Funktioniert völlig problemlos, auch unter Java 1.6. Mir scheint, als hättest du ganz einfach vergessen, deine Liste zu initialisieren, bevor du versuchst ein Element hinzuzufügen. Darauf deutet zumindest die _NullPointerException_ hin. Außerdem ist der entsprechende Code in deinem Eingangsbeispiel nicht zu finden.

Dass es sich hier einmal um den Typ _int_ und einmal um _Integer_ handelt, muss dich dank Autoboxing/-unboxing nicht weiter kümmern. Der Vorschlag, keine Generics zu nutzen und alles selbst zu casten, ist übrigens ziemliche Grütze und hat mit deinem Problem auch nichts zu tun.


----------



## VikingGe (16. November 2014)

*AW: JAVA - ArrayList<Integer> mit int Werten füllen*



> Ich kann mein ergebnis (Double) ja nicht mit einem Element aus Werte (Object) vergleichen.

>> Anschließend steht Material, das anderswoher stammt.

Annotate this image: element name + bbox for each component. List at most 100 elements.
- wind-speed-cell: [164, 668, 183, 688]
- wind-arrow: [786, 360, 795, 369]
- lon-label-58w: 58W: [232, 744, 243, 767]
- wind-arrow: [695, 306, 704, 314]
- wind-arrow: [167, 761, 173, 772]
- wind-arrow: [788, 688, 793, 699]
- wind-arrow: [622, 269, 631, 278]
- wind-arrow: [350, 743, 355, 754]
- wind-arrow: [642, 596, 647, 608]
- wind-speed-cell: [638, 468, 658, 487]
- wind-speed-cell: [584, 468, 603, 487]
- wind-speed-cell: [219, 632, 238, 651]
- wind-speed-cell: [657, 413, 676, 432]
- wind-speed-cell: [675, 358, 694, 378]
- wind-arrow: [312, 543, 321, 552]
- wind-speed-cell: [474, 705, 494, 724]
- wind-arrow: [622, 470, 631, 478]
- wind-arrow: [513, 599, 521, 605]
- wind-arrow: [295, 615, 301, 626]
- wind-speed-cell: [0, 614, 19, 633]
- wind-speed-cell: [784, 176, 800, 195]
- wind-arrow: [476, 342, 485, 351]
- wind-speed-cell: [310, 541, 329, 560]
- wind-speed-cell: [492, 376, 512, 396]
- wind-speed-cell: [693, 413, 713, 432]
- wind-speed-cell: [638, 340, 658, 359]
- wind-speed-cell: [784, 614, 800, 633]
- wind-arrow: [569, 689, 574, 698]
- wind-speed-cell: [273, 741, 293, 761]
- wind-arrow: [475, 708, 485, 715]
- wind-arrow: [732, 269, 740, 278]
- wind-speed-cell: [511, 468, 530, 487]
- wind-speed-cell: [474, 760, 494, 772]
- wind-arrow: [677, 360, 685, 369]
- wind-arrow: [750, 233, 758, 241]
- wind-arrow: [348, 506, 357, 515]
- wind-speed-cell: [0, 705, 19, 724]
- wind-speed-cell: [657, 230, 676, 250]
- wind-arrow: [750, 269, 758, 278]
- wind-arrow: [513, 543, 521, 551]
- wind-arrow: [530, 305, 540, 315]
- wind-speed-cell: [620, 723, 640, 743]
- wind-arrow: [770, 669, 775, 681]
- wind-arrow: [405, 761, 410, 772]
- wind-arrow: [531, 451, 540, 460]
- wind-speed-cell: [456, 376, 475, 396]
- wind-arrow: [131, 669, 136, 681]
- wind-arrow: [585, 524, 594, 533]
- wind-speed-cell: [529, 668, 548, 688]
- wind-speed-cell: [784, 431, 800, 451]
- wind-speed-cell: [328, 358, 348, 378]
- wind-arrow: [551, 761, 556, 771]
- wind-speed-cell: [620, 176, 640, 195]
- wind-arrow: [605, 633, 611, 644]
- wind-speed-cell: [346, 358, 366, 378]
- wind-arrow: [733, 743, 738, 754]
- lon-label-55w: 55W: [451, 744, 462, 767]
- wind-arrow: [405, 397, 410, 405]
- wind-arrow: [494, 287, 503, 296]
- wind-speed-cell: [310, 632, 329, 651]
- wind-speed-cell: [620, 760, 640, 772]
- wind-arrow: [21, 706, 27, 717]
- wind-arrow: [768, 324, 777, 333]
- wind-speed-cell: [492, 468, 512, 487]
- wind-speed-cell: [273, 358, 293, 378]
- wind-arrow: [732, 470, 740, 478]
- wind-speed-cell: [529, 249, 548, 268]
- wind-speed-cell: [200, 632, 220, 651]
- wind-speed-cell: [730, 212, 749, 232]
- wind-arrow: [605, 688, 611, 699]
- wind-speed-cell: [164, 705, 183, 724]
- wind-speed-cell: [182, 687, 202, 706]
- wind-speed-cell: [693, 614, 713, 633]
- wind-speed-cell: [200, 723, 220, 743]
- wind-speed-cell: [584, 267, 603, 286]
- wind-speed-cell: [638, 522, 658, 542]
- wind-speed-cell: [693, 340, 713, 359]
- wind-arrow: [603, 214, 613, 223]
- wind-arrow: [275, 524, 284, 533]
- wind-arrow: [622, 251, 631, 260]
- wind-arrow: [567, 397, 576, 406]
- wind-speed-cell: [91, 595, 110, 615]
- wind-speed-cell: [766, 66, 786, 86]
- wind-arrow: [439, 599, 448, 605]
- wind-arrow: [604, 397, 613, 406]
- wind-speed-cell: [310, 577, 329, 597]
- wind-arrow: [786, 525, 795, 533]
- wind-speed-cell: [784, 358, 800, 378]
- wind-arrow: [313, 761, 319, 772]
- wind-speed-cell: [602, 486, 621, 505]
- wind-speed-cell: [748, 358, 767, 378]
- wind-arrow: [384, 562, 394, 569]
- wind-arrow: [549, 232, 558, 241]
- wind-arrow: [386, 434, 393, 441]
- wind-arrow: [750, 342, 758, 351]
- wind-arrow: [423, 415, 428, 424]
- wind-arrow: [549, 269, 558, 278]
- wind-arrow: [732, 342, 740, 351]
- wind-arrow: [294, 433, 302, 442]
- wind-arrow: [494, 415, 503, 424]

Integer müsste man implizit zu int casten können, ansonsten gäbe es auch noch die Methode doubleValue.
Doubles mit Integern oder überhaupt mit == zu vergleichen ist nebenbei in den meisten Fällen eine schlechte Idee.



> Das gibt zwar eine Warnung, wird aber kompiliert. Die Warnungen kannst du mit @SuppressWarnings("rawtypes") über der ArrayList und @SuppressWarnings("unchecked") über der entsprechenden Methode unterdücken.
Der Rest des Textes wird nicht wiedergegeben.